Nous entendons malheureusement trop souvent des choses comme « pourquoi ne veulent-ils pas faire ce qu’on leur demande ? » ou encore « Ce n’est pas si compliqué à comprendre pourtant ?! » ou également « Mais pourquoi sont-ils autant enfermés dans leurs habitudes » … puis viennent ensuite des expressions de désillusions : « de toute façon, ici, rien ne change » ; « c’est une grosse machine, ils ne sont pas capables de se transformer » … Mais souvent, ces phrases émergent dans un contexte où l’on n’a pas questionné un présupposé courant : « ce qui se conçoit bien, s’énonce clairement ». Cet adage pédagogique, qui considère que la meilleure expression implique la meilleure compréhension, entraîne de graves erreurs managériales. On en oublierait bien vite que le pédagogue n’est pas celui qui éduque et fait changer que d’abord celui qui conduit à l’éducation ; il était cet homme qui prenait par la main les enfants pour les conduire à l’école.

Autrement dit, peut-être est-il temps d’arrêter de se demander comment être toujours plus clair, mais d’interroger le processus même de la communication des changements. Chez Noetic Bees, nous pensons que le dialogue est une compétence fondamentale du pédagogue. Autrement dit, c’est n’est pas dans la clarté de l’élocution que se joue le changement, mais dans son questionnement. Car le dialogue n’est pas une simple conversation ; il est une forme d'échange structurée et profonde, permettant non seulement de partager des informations, mais aussi d’en faciliter l’appropriation.

À ce titre, la qualité du dialogue se joue à trois niveaux. D’abord, et de manière contre-intuitive, le bon dialogue ne commence pas par la qualité du fond des échanges, mais par l’exigence que l’on porte sur la forme de nos échanges.
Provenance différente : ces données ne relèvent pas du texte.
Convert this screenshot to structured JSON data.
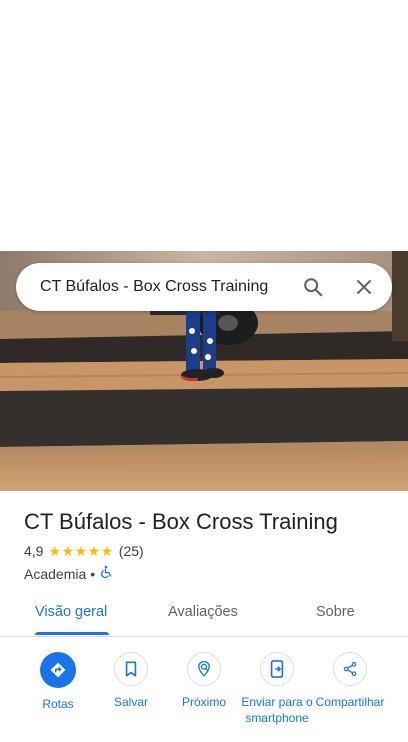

Et pour y parvenir, on doit s’appuyer sur des indicateurs qui nous permettent de la qualifier, de l’orienter, de mieux la cerner. Ensuite le bon dialogue repose sur une attention partagée des participants aux participants eux-mêmes : comprendre comment ils pensent, dans quelle « philosophie d’action » ils se trouvent, savoir se traduire entre eux… Enfin, le bon dialogue repose sur la qualité des questions posées par les participants, notamment dans la capacité qu’elles ont à interroger les impensés, les croyances sous-jacentes des positions et des choix. En clair, on est assez loin de la conversation, et on est encore plus loin du débat : on ne vient pas pour vaincre un adversaire, mais on accepte comme préambule que chacun va perdre un peu pour que tout le monde y gagne.

 

  1. Les Indicateurs platoniciens du Dialogue

 

Chez Noetic Bees nous avons pris le temps de lire et de relire les dialogues de Platon qui faisait de la qualité du dialogue une des règles de fonctionnement de son Académie. En recoupant, et évidemment en interprétant aussi, nous avons proposé une grille de lecture de la notion : il n’y a pas de dialogue sans ses quatre piliers fondamentaux :

-       L'écoute - ne pas savoir ce que je vais dire avant que l’autre ait terminé sa phrase.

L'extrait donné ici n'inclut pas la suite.